Ninguém sabe qual será a história deste ciclo de manifestações políticas
urbanas que ainda permanecem abertas; ninguém sabe como tais manifestações evoluirão ou quando se encerrarão, pois a fagulha certamente permanece
acesa e creio que não se apagará antes do final da Copa de 2014, que desde já se anuncia como momento-crítico, pois novas manifestações acontecerão num clima ainda mais fortemente militarizado e controlado. É como vaticinava a publicidade, com sua incrível capacidade para apreender signos dispersos: "Imagine na Copa!"
De todo
modo, é urgente começar a pensar sem
recorrer exclusivamente a categorias teóricas que estão sendo postas em questão
pelas próprias manifestações. De nada contribui esbravejar e brandir velhas
noções como: “as mídias sociais são irrelevantes para as novas manifestações!”;
“as manifestações não podem dar em nada, pois não têm líderes!”; “se não
estamos numa crise revolucionária, então a violência dos manifestantes só pode
ser fascista!”; “os manifestantes são um bando de jovens romântico-niilistas!” "A culpa é da classe média reacionária, são os malditos coxinhas", etc. etc. A seguirmos nessa toada, o mais provável é nos tornarmos completamente
irrelevantes enquanto intelectuais comprometidos com a transformação social e
política do Brasil.

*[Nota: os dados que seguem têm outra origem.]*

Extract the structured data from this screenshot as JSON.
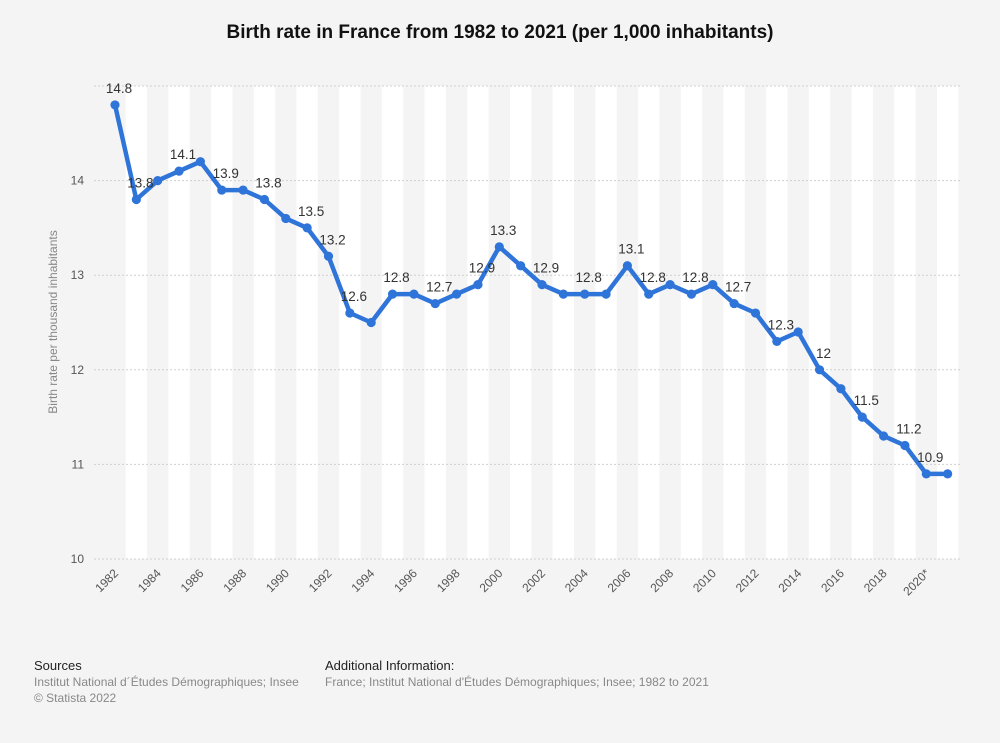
{
  "chart_data": {
    "type": "line",
    "title": "Birth rate in France from 1982 to 2021 (per 1,000 inhabitants)",
    "xlabel": "",
    "ylabel": "Birth rate per thousand inhabitants",
    "ylim": [
      10,
      15
    ],
    "yticks": [
      10,
      11,
      12,
      13,
      14
    ],
    "grid": true,
    "series_color": "#2f74d9",
    "x": [
      1982,
      1983,
      1984,
      1985,
      1986,
      1987,
      1988,
      1989,
      1990,
      1991,
      1992,
      1993,
      1994,
      1995,
      1996,
      1997,
      1998,
      1999,
      2000,
      2001,
      2002,
      2003,
      2004,
      2005,
      2006,
      2007,
      2008,
      2009,
      2010,
      2011,
      2012,
      2013,
      2014,
      2015,
      2016,
      2017,
      2018,
      2019,
      2020,
      2021
    ],
    "values": [
      14.8,
      13.8,
      14.0,
      14.1,
      14.2,
      13.9,
      13.9,
      13.8,
      13.6,
      13.5,
      13.2,
      12.6,
      12.5,
      12.8,
      12.8,
      12.7,
      12.8,
      12.9,
      13.3,
      13.1,
      12.9,
      12.8,
      12.8,
      12.8,
      13.1,
      12.8,
      12.9,
      12.8,
      12.9,
      12.7,
      12.6,
      12.3,
      12.4,
      12.0,
      11.8,
      11.5,
      11.3,
      11.2,
      10.9,
      10.9
    ],
    "tick_labels": [
      "1982",
      "1984",
      "1986",
      "1988",
      "1990",
      "1992",
      "1994",
      "1996",
      "1998",
      "2000",
      "2002",
      "2004",
      "2006",
      "2008",
      "2010",
      "2012",
      "2014",
      "2016",
      "2018",
      "2020*"
    ],
    "data_labels": [
      {
        "x": 1982,
        "text": "14.8"
      },
      {
        "x": 1983,
        "text": "13.8"
      },
      {
        "x": 1985,
        "text": "14.1"
      },
      {
        "x": 1987,
        "text": "13.9"
      },
      {
        "x": 1989,
        "text": "13.8"
      },
      {
        "x": 1991,
        "text": "13.5"
      },
      {
        "x": 1992,
        "text": "13.2"
      },
      {
        "x": 1993,
        "text": "12.6"
      },
      {
        "x": 1995,
        "text": "12.8"
      },
      {
        "x": 1997,
        "text": "12.7"
      },
      {
        "x": 1999,
        "text": "12.9"
      },
      {
        "x": 2000,
        "text": "13.3"
      },
      {
        "x": 2002,
        "text": "12.9"
      },
      {
        "x": 2004,
        "text": "12.8"
      },
      {
        "x": 2006,
        "text": "13.1"
      },
      {
        "x": 2007,
        "text": "12.8"
      },
      {
        "x": 2009,
        "text": "12.8"
      },
      {
        "x": 2011,
        "text": "12.7"
      },
      {
        "x": 2013,
        "text": "12.3"
      },
      {
        "x": 2015,
        "text": "12"
      },
      {
        "x": 2017,
        "text": "11.5"
      },
      {
        "x": 2019,
        "text": "11.2"
      },
      {
        "x": 2020,
        "text": "10.9"
      }
    ]
  },
  "footer": {
    "sources_title": "Sources",
    "sources_line1": "Institut National d´Études Démographiques; Insee",
    "sources_line2": "© Statista 2022",
    "info_title": "Additional Information:",
    "info_line1": "France; Institut National d'Études Démographiques; Insee; 1982 to 2021"
  }
}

Algo muito grave, pois o sentido político destes novos
acontecimentos ainda será disputado palmo a palmo pelos setores mais
conservadores do país.
Em minha opinião, até o momento o saldo positivo mais concreto deste novo ciclo de
manifestações é o de que ativistas e militantes mais ou menos organizados, secundados por uma maré humana desorganizada e quase sem qualquer participação política
prévia, puseram na ordem do dia, e de maneira irrevogável, três pautas políticas
cruciais: a pauta da democratização do transporte urbano; a pauta da
democratização e da desmilitarização da polícia militar; bem como a pauta da democratização de nossa mídia altamente monopolizada, desregulamentada e reacionária.

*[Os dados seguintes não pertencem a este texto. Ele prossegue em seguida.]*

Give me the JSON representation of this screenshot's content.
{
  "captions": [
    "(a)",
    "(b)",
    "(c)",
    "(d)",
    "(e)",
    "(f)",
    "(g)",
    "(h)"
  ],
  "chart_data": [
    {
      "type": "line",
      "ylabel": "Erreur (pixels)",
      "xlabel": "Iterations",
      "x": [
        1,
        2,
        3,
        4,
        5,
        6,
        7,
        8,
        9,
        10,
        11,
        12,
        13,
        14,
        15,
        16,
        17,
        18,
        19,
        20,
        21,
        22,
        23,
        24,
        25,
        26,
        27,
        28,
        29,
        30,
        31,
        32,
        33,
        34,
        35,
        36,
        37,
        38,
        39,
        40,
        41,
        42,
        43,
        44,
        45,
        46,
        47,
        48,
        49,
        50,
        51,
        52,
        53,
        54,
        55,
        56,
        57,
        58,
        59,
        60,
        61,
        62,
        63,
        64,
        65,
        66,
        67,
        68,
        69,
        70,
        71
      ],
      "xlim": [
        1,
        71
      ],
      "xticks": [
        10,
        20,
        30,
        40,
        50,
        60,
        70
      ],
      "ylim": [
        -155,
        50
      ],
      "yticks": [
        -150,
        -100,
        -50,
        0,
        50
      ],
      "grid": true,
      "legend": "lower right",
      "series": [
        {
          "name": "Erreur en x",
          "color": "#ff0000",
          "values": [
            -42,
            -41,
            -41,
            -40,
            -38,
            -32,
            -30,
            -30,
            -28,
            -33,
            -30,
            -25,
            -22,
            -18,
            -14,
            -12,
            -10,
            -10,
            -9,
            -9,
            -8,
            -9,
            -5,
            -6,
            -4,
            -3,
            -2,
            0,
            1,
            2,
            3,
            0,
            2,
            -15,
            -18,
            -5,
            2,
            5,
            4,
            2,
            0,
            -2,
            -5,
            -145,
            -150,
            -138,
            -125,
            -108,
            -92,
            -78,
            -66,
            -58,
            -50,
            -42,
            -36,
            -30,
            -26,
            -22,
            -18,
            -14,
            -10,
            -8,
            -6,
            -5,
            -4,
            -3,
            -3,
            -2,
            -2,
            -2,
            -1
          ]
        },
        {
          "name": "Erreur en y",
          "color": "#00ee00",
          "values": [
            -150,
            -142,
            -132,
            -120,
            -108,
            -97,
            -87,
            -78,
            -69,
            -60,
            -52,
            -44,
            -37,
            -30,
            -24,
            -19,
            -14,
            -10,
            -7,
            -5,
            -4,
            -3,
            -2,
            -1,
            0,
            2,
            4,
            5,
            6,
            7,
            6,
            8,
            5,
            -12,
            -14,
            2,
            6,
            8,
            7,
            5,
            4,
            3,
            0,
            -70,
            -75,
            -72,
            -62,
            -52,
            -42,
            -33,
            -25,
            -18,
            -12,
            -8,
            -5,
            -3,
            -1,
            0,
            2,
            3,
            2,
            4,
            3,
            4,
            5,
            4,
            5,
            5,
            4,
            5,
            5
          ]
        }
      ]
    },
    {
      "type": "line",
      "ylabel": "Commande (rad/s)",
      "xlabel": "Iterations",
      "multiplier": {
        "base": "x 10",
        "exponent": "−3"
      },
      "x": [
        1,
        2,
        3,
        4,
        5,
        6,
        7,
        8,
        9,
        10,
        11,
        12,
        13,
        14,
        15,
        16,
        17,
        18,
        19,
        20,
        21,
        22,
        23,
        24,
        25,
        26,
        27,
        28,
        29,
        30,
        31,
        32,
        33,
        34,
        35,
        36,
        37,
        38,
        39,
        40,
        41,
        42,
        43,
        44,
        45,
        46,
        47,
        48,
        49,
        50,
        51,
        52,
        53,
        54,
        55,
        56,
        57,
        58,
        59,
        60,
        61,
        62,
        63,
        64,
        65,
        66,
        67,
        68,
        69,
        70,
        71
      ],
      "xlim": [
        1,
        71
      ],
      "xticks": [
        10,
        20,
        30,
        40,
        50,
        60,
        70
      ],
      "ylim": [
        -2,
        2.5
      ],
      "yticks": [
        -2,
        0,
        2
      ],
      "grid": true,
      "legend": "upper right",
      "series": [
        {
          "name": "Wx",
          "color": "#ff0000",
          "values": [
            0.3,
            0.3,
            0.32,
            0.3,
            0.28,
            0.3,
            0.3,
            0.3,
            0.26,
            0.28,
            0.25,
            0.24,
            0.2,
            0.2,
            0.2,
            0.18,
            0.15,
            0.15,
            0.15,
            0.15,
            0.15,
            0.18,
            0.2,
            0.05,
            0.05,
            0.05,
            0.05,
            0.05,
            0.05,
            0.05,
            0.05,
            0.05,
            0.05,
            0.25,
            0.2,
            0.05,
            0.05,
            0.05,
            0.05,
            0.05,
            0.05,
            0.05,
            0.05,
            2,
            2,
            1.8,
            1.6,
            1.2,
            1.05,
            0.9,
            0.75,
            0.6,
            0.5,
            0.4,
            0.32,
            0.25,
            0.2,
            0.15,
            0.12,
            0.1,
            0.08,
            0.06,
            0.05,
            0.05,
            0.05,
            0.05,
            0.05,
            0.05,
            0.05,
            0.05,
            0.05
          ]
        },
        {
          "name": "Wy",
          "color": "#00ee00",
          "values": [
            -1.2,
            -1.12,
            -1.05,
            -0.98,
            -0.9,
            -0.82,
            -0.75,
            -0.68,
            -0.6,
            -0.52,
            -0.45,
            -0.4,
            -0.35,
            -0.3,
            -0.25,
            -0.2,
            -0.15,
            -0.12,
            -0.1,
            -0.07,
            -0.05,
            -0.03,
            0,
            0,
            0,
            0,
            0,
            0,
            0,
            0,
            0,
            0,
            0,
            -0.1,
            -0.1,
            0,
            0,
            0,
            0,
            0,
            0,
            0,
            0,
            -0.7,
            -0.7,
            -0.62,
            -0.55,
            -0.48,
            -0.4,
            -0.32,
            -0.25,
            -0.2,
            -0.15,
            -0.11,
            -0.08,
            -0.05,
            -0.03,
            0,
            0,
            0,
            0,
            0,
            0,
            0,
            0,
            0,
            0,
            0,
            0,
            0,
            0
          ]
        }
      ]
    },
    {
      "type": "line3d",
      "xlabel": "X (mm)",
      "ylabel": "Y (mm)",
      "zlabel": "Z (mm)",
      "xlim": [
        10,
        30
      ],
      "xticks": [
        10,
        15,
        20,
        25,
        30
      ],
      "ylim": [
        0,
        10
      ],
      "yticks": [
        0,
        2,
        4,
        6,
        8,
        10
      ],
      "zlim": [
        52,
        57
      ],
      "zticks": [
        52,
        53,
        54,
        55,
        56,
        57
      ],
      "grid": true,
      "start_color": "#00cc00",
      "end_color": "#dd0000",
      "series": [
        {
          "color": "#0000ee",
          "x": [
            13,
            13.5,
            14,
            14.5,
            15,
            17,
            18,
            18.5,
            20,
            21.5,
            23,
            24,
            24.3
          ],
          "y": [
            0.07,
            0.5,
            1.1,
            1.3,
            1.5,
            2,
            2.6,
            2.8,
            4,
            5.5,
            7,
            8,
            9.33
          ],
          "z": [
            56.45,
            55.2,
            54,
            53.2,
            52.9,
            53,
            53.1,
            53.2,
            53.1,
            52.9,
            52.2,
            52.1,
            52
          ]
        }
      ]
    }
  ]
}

Há quem considere tudo isso como demandas exageradas ou desprovidas de foco político viável, enxergando nas novas manifestações políticas apenas o dano que podem causar a nosso frágil processo democrático. Para outros tantos, tudo o que aconteceu (e que ainda está por acontecer) ainda é e será muito pouco, muito pequeno diante da gravidade de nossa crise política. De minha parte, penso que tais acontecimentos constituem um passo decisivo,
fundamental até, para o desenho de uma outra democracia, uma democracia do porvir, mais atenta aos anseios e
necessidades sociais e de participação política popular. E se isto for verdade, algo que apenas o tempo poderá dizer, estaremos em dívida perpétua para com todos aqueles manifestantes que foram para as ruas e assim começaram a contribuir para o
longo processo de democratização da nossa democracia, o qual há de reduzir seus traços
autoritários e paradoxais.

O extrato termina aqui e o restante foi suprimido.